Tokyo headquartered, Fujifilm Corporation, has announced a new US$2bn (£1.4bn/€1.5bn) investment to establish a new large-scale biopharma site in the US.

The facility will be operated by its subsidiary, Fujifilm Diosynth Biotechnologies, which has locations in Teesside, UK, in North Carolina and Texas in the US and in Hillerød, Denmark.

The move serves to further underline Fujiflim’s ambitions within the contract development and manufacturing (CDMO) space, following its US$928m investment, announced last year, to expand its site in Hillerød, Denmark, and the capital it is ploughing into its UK and US facilities.

This latest investment, it said, will significantly expand Fujifilm's capacity for process development and manufacturing of antibodies, recombinant proteins, gene therapies and vaccines.

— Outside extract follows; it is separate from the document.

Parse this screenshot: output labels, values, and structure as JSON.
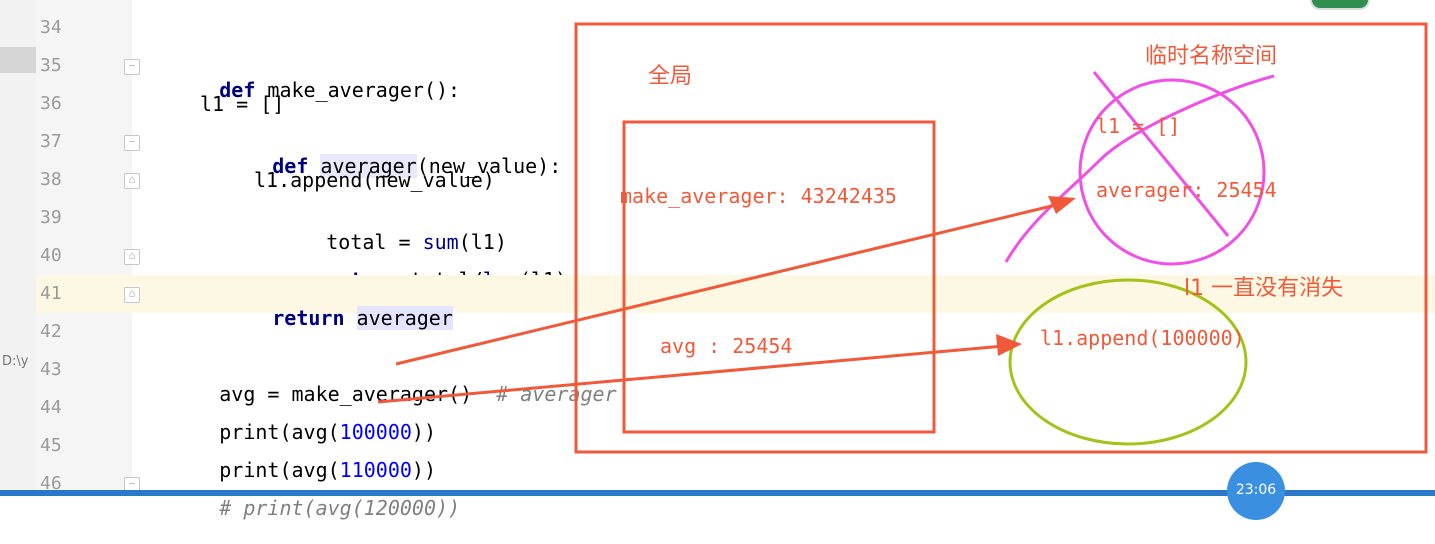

“Through this large investment in the US, we are able to support the development and manufacturing of new drugs that can help fulfill unmet medical needs,” commented Kenji Sukeno, president of Fujifilm Corporation.

Single-site solution

The idea is that the new facility will become an end-to-end single-site solution.

It will offer large-scale cell culture manufacturing of bulk drug substance with eight 20,000L bioreactors, with the potential to expand and add a further 24 bioreactors of that volume based on market demand.

In addition to drug substance manufacture, the plant will also provide commercial scale, automated fill-finish and assembly, packaging and labeling services, said the company.

The new facility will be built within the vicinity of an existing Fujifilm site, and is not scheduled to become operational before the spring of 2025.

Targets

Fujifilm has set a target to achieve an annual revenue of US$2bn for its bio-CDMO business by March 2025.

By March 2026, the company said it expects this latest investment to boost the annual growth rate of its bio-CDMO business to 20%, greatly exceeding market projections.